Anna, who moved to Gothenburg with her partner last year, was hoping to travel to the Czech Republic in March, where she has a frozen embryo from IVF waiting for her.
But as the coronavirus pandemic spread across Europe and lockdowns and travel bans were imposed, that soon became impossible.
There is no time limit on the procedure itself, but having spent a decade going through IVF in various countries and turning 40 this year, having the transfer put on hold is taking a toll on Anna.
“I’m not convinced if my travel is considered essential because it’s not medically necessary. It’s certainly essential to me,” she told The Local.
“I’m 40 so I’m concerned I don’t have too much time to get pregnant, I feel like every month my chances of having another child get lower and lower.
“The older you get, the less likely you are to carry a healthy pregnancy. When I was carrying my first child I was 36 and in London, they were already administering all kinds of tests due to my age, and I had a healthy pregnancy with no complications.”
Photo: Tomas Oneborg/SvD/TT
(article continues below)
See also on The Local:
She has been going through IVF with the clinic in Brno for four years, first chosen partly due to the much lower cost compared to New York where the couple lived at the time. Anna says the clinic staff have been helpful, appointing a travel coordinator to help couples in her situation and offering to provide a letter to help her cross the border.
Following the situation as closely as she can, Anna pushed back her planned journey first to June, and now hopes it will be possible in September.
But there are complications on both the Czech and Swedish side.
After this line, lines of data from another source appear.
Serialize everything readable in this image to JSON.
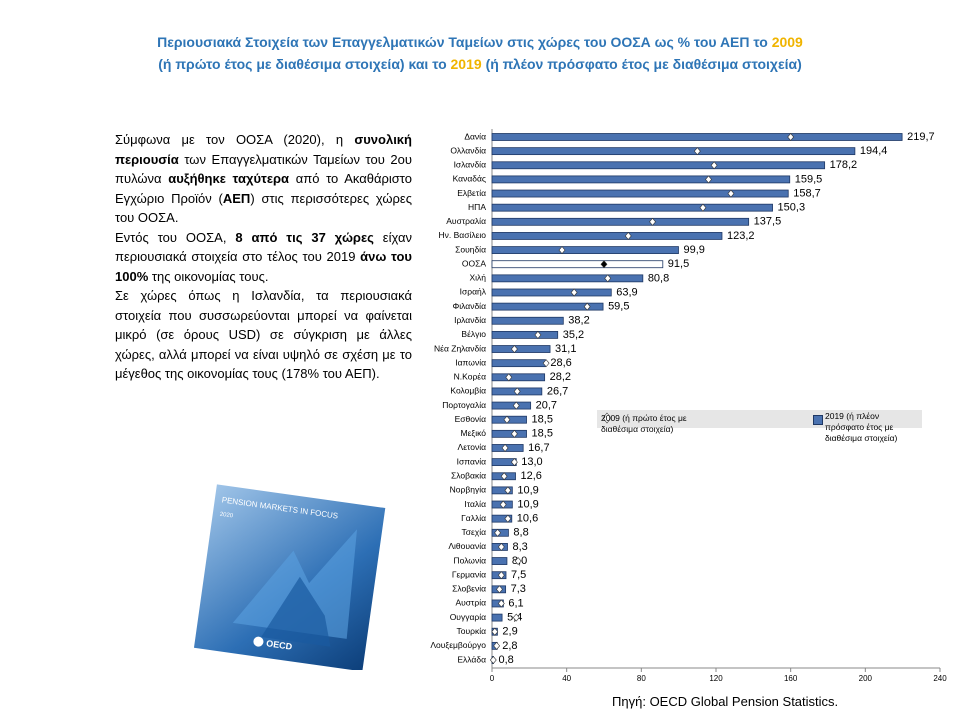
{
  "title": {
    "line1": "Περιουσιακά  Στοιχεία των Επαγγελματικών Ταμείων στις χώρες του ΟΟΣΑ ως % του ΑΕΠ το",
    "year1": "2009",
    "line2a": "(ή πρώτο έτος με διαθέσιμα στοιχεία) και το",
    "year2": "2019",
    "line2b": "(ή πλέον πρόσφατο έτος με διαθέσιμα στοιχεία)"
  },
  "paragraphs": [
    [
      {
        "text": "Σύμφωνα με τον ΟΟΣΑ (2020), η "
      },
      {
        "text": "συνολική περιουσία",
        "bold": true
      },
      {
        "text": " των Επαγγελματικών Ταμείων του 2ου πυλώνα "
      },
      {
        "text": "αυξήθηκε ταχύτερα",
        "bold": true
      },
      {
        "text": " από το Ακαθάριστο Εγχώριο Προϊόν ("
      },
      {
        "text": "ΑΕΠ",
        "bold": true
      },
      {
        "text": ") στις περισσότερες χώρες του ΟΟΣΑ."
      }
    ],
    [
      {
        "text": "Εντός του ΟΟΣΑ, "
      },
      {
        "text": "8 από τις 37 χώρες",
        "bold": true
      },
      {
        "text": " είχαν περιουσιακά στοιχεία στο τέλος του 2019 "
      },
      {
        "text": "άνω του 100%",
        "bold": true
      },
      {
        "text": " της οικονομίας τους."
      }
    ],
    [
      {
        "text": "Σε χώρες όπως η Ισλανδία, τα περιουσιακά στοιχεία που συσσωρεύονται μπορεί να φαίνεται μικρό (σε όρους USD) σε σύγκριση με άλλες χώρες, αλλά μπορεί να είναι υψηλό σε σχέση με το μέγεθος της οικονομίας τους (178% του ΑΕΠ)."
      }
    ]
  ],
  "cover": {
    "title": "PENSION MARKETS IN FOCUS",
    "year": "2020",
    "publisher": "OECD"
  },
  "source": "Πηγή: OECD Global Pension Statistics.",
  "chart_data": {
    "type": "hbar",
    "categories": [
      "Δανία",
      "Ολλανδία",
      "Ισλανδία",
      "Καναδάς",
      "Ελβετία",
      "ΗΠΑ",
      "Αυστραλία",
      "Ην. Βασίλειο",
      "Σουηδία",
      "ΟΟΣΑ",
      "Χιλή",
      "Ισραήλ",
      "Φιλανδία",
      "Ιρλανδία",
      "Βέλγιο",
      "Νέα Ζηλανδία",
      "Ιαπωνία",
      "Ν.Κορέα",
      "Κολομβία",
      "Πορτογαλία",
      "Εσθονία",
      "Μεξικό",
      "Λετονία",
      "Ισπανία",
      "Σλοβακία",
      "Νορβηγία",
      "Ιταλία",
      "Γαλλία",
      "Τσεχία",
      "Λιθουανία",
      "Πολωνία",
      "Γερμανία",
      "Σλοβενία",
      "Αυστρία",
      "Ουγγαρία",
      "Τουρκία",
      "Λουξεμβούργο",
      "Ελλάδα"
    ],
    "series": [
      {
        "name": "2009 (ή πρώτο έτος με διαθέσιμα στοιχεία)",
        "color": "#ffffff",
        "highlight_color": "#000000",
        "values": [
          160,
          110,
          119,
          116,
          128,
          113,
          86,
          73,
          37.5,
          60,
          62,
          44,
          51,
          null,
          24.6,
          12,
          29,
          9,
          13.5,
          13,
          8,
          12,
          7,
          12,
          6.5,
          8.5,
          6,
          8.5,
          3,
          5,
          14,
          5,
          4,
          5,
          13,
          1.5,
          2.5,
          0.7
        ]
      },
      {
        "name": "2019 (ή πλέον πρόσφατο έτος με διαθέσιμα στοιχεία)",
        "color": "#4a72b0",
        "highlight_color": "#ffffff",
        "values": [
          219.7,
          194.4,
          178.2,
          159.5,
          158.7,
          150.3,
          137.5,
          123.2,
          99.9,
          91.5,
          80.8,
          63.9,
          59.5,
          38.2,
          35.2,
          31.1,
          28.6,
          28.2,
          26.7,
          20.7,
          18.5,
          18.5,
          16.7,
          13.0,
          12.6,
          10.9,
          10.9,
          10.6,
          8.8,
          8.3,
          8.0,
          7.5,
          7.3,
          6.1,
          5.4,
          2.9,
          2.8,
          0.8
        ],
        "value_labels": [
          "219,7",
          "194,4",
          "178,2",
          "159,5",
          "158,7",
          "150,3",
          "137,5",
          "123,2",
          "99,9",
          "91,5",
          "80,8",
          "63,9",
          "59,5",
          "38,2",
          "35,2",
          "31,1",
          "28,6",
          "28,2",
          "26,7",
          "20,7",
          "18,5",
          "18,5",
          "16,7",
          "13,0",
          "12,6",
          "10,9",
          "10,9",
          "10,6",
          "8,8",
          "8,3",
          "8,0",
          "7,5",
          "7,3",
          "6,1",
          "5,4",
          "2,9",
          "2,8",
          "0,8"
        ]
      }
    ],
    "highlight_index": 9,
    "xlim": [
      0,
      240
    ],
    "xticks": [
      0,
      40,
      80,
      120,
      160,
      200,
      240
    ]
  }
}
Currently, foreign visitors to the Czech Republic are required to submit proof of a PCR (diagnostic) test, which must have been taken within the past four days and stamped by a doctor. These tests show that the person does not have an active coronavirus infection.
But although Sweden has recently massively ramped up its testing, this mostly applies to antibody tests (which show whether the person has previously been infected), and only people currently experiencing symptoms linked to the coronavirus are eligible for a diagnostic test. The availability may vary between regions, and a referral from a medical professional is essential.
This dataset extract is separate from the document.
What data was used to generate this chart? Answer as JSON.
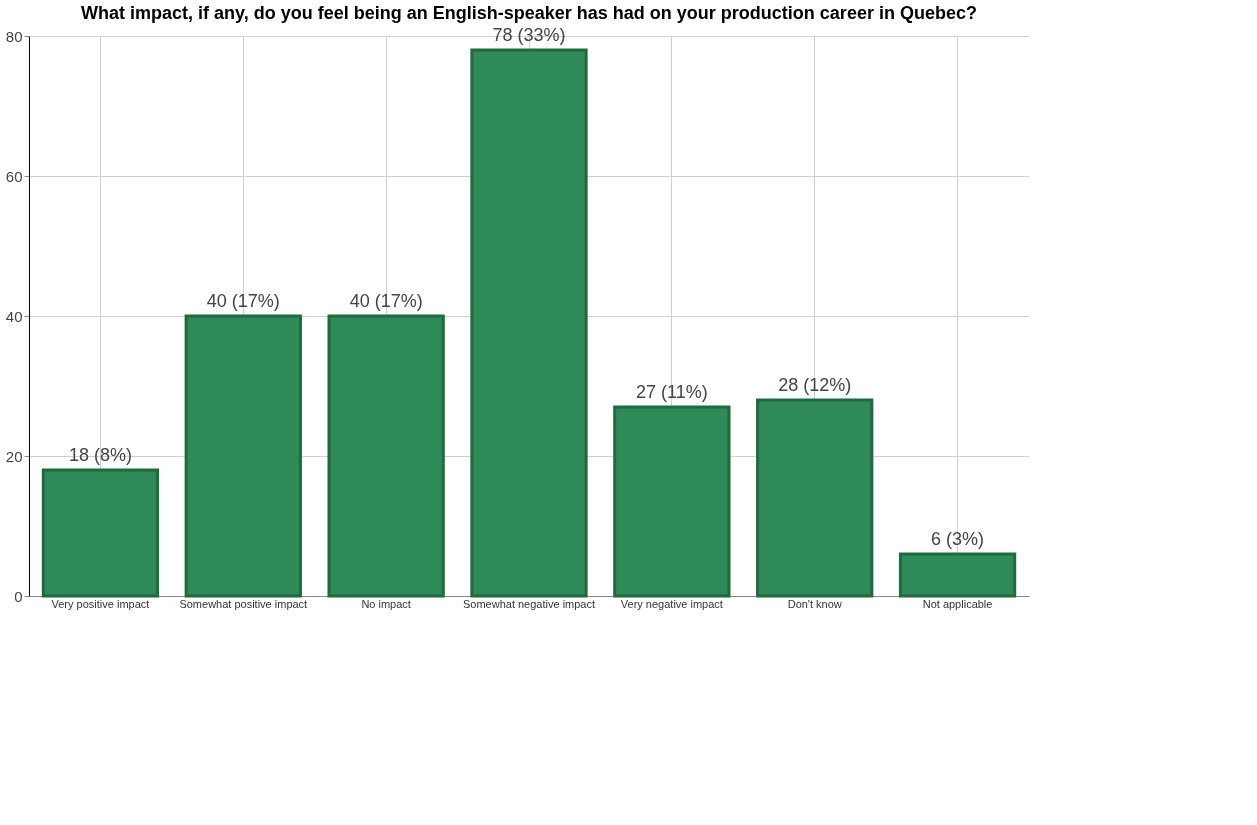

Scheduling this kind of test for four days before travel is therefore not possible. On top of that, there are further timing issues for the IVF procedure itself; the embryo transfer can only be done on specific days of the menstrual cycle, and patients also need to have an ultrasound around a week before.
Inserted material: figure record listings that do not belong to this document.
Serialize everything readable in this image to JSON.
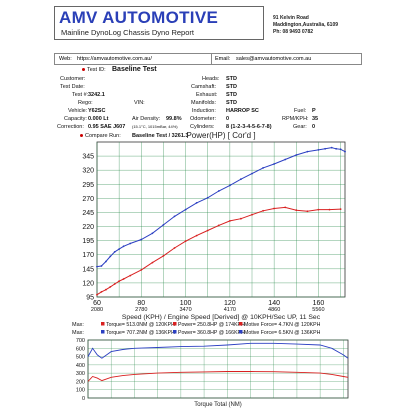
{
  "header": {
    "logo_title": "AMV AUTOMOTIVE",
    "logo_subtitle": "Mainline DynoLog Chassis Dyno Report",
    "address_lines": [
      "91 Kelvin Road",
      "Maddington,Australia, 6109",
      "Ph: 08 9493 0782"
    ],
    "web_label": "Web:",
    "web": "https://amvautomotive.com.au/",
    "email_label": "Email:",
    "email": "sales@amvautomotive.com.au"
  },
  "info": {
    "test_id_label": "Test ID:",
    "test_id_value": "Baseline Test",
    "customer_label": "Customer:",
    "test_date_label": "Test Date:",
    "test_no_label": "Test #:",
    "test_no_value": "3242.1",
    "rego_label": "Rego:",
    "vin_label": "VIN:",
    "vehicle_label": "Vehicle:",
    "vehicle_value": "Y62SC",
    "capacity_label": "Capacity:",
    "capacity_value": "0.000 Lt",
    "air_density_label": "Air Density:",
    "air_density_value": "99.8%",
    "air_density_note": "(15.1°C, 1015mBar, 44%)",
    "correction_label": "Correction:",
    "correction_value": "0.95 SAE J607",
    "compare_label": "Compare Run:",
    "compare_value": "Baseline Test / 3261.3",
    "heads_label": "Heads:",
    "heads_value": "STD",
    "camshaft_label": "Camshaft:",
    "camshaft_value": "STD",
    "exhaust_label": "Exhaust:",
    "exhaust_value": "STD",
    "manifolds_label": "Manifolds:",
    "manifolds_value": "STD",
    "induction_label": "Induction:",
    "induction_value": "HARROP SC",
    "odometer_label": "Odometer:",
    "odometer_value": "0",
    "cylinders_label": "Cylinders:",
    "cylinders_value": "8 (1-2-3-4-5-6-7-8)",
    "fuel_label": "Fuel:",
    "fuel_value": "P",
    "rpm_kph_label": "RPM/KPH:",
    "rpm_kph_value": "35",
    "gear_label": "Gear:",
    "gear_value": "0"
  },
  "chart_data": [
    {
      "type": "line",
      "title": "Power(HP)     [ Cor'd ]",
      "xlabel": "Speed (KPH) / Engine Speed [Derived] @ 10KPH/Sec UP, 11 Sec",
      "x_ticks_kph": [
        60,
        80,
        100,
        120,
        140,
        160
      ],
      "x_ticks_rpm": [
        2080,
        2780,
        3470,
        4170,
        4860,
        5560
      ],
      "xlim": [
        60,
        172
      ],
      "ylim": [
        95,
        370
      ],
      "y_ticks": [
        95,
        120,
        145,
        170,
        195,
        220,
        245,
        270,
        295,
        320,
        345
      ],
      "grid": true,
      "series": [
        {
          "color": "#2b3fc2",
          "x": [
            60,
            62,
            64,
            66,
            68,
            70,
            72,
            75,
            80,
            85,
            90,
            95,
            100,
            105,
            110,
            115,
            120,
            125,
            130,
            135,
            140,
            145,
            150,
            155,
            160,
            163,
            166,
            168,
            170,
            172
          ],
          "y": [
            149,
            150,
            158,
            167,
            175,
            180,
            185,
            190,
            197,
            208,
            223,
            238,
            250,
            262,
            271,
            283,
            293,
            304,
            314,
            324,
            331,
            339,
            347,
            353,
            356,
            358,
            360,
            358,
            357,
            353
          ]
        },
        {
          "color": "#d92020",
          "x": [
            60,
            62,
            64,
            66,
            68,
            70,
            72,
            75,
            80,
            85,
            90,
            95,
            100,
            105,
            110,
            115,
            120,
            125,
            130,
            135,
            140,
            145,
            150,
            155,
            160,
            165,
            170
          ],
          "y": [
            99,
            104,
            108,
            113,
            118,
            123,
            127,
            133,
            143,
            156,
            168,
            182,
            194,
            204,
            213,
            222,
            230,
            234,
            241,
            248,
            252,
            254,
            249,
            247,
            250,
            250,
            251
          ]
        }
      ]
    },
    {
      "type": "line",
      "title": "",
      "xlabel": "Torque Total (NM)",
      "xlim": [
        60,
        172
      ],
      "ylim": [
        0,
        700
      ],
      "y_ticks": [
        0,
        100,
        200,
        300,
        400,
        500,
        600,
        700
      ],
      "grid": true,
      "series": [
        {
          "color": "#2b3fc2",
          "x": [
            60,
            62,
            64,
            66,
            68,
            70,
            75,
            80,
            90,
            100,
            110,
            120,
            130,
            140,
            150,
            160,
            165,
            170,
            172
          ],
          "y": [
            500,
            600,
            520,
            480,
            520,
            560,
            585,
            600,
            610,
            620,
            625,
            640,
            660,
            660,
            650,
            640,
            600,
            520,
            480
          ]
        },
        {
          "color": "#d92020",
          "x": [
            60,
            62,
            64,
            66,
            68,
            70,
            75,
            80,
            90,
            100,
            110,
            120,
            130,
            140,
            150,
            160,
            165,
            170,
            172
          ],
          "y": [
            200,
            260,
            240,
            210,
            230,
            250,
            270,
            285,
            300,
            310,
            315,
            320,
            320,
            318,
            310,
            300,
            285,
            260,
            250
          ]
        }
      ]
    }
  ],
  "max_rows": [
    {
      "label": "Max:",
      "items": [
        {
          "color": "#d92020",
          "text": "Torque= 513.0NM @ 120KPH"
        },
        {
          "color": "#d92020",
          "text": "Power= 250.8HP @ 174KPH"
        },
        {
          "color": "#d92020",
          "text": "Motive Force= 4.7KN @ 120KPH"
        }
      ]
    },
    {
      "label": "Max:",
      "items": [
        {
          "color": "#2b3fc2",
          "text": "Torque= 707.2NM @ 136KPH"
        },
        {
          "color": "#2b3fc2",
          "text": "Power= 360.8HP @ 166KPH"
        },
        {
          "color": "#2b3fc2",
          "text": "Motive Force= 6.5KN @ 136KPH"
        }
      ]
    }
  ]
}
And if Anna is able to travel in September as she hopes, one final piece of bureaucracy will be sorting out her residence permits. These are only issued for one year at a time for students and their families, so Anna and her partner recently applied to renew their permits. If they get the go-ahead to travel before the new permits are issued, they will need to contact the Migration Agency to confirm they'll be allowed to reenter Sweden afterwards.
“There are so many bits and pieces that have to align for me to be able to go for an embryo transfer,” says Anna. “It’s very sad. After all these years of tests and bloodwork and so on, it’s exhausting.”
She also knows she is not alone in this experience.
“I’m part of online communities for people going through IVF, and I know I’m not the only one. It’s been devastating for some people. I’m 40, but there are people who are older, who might be 45 and feel like they could miss their chance.”
It’s not the first time the couple’s plans for a family have been disrupted by circumstances outside their control. Two years ago, Anna’s partner had cancer and they had to postpone the IVF for eight months while she underwent cancer treatment.
“I had tickets to go to the Czech Republic at the time, and it was devastating that we couldn’t proceed, but it was for the best. Then I kept transferring embryos and didn’t get pregnant… sometimes I feel like I should have got them transferred two years ago. You can never know,” she says.
“My partner is now in remission and is fine, receiving excellent care here in Sweden, but it’s not been an easy journey. There is so much uncertainty, I’m just trying to live one day at a time.”
After a decade spent going through IVF, Anna says she has developed coping mechanisms, but over the years a lot of this has revolved around the ability to plan; knowing what her options are and the next steps she will take if the current attempt doesn’t work out.
That's no longer possible, and with only limited Swedish language skills, it has also been a challenge finding the relevant information for her situation.
Hopes of seeing family living abroad over summer have also been dashed, but Anna is filling her time with an intensive Swedish course and the summer is usually the busiest time for her consultancy work.
She also says that she's managed to find a bright side of the restrictions that have put a stop to her usually frequent travel; extra time with her partner and three-year-old, “getting to know each other better and establishing a routine”.
They plan to use the summer to explore Sweden, ahead of the toddler's first term at preschool in mid-August. By this point, they hope they will have a better idea of their future as a family.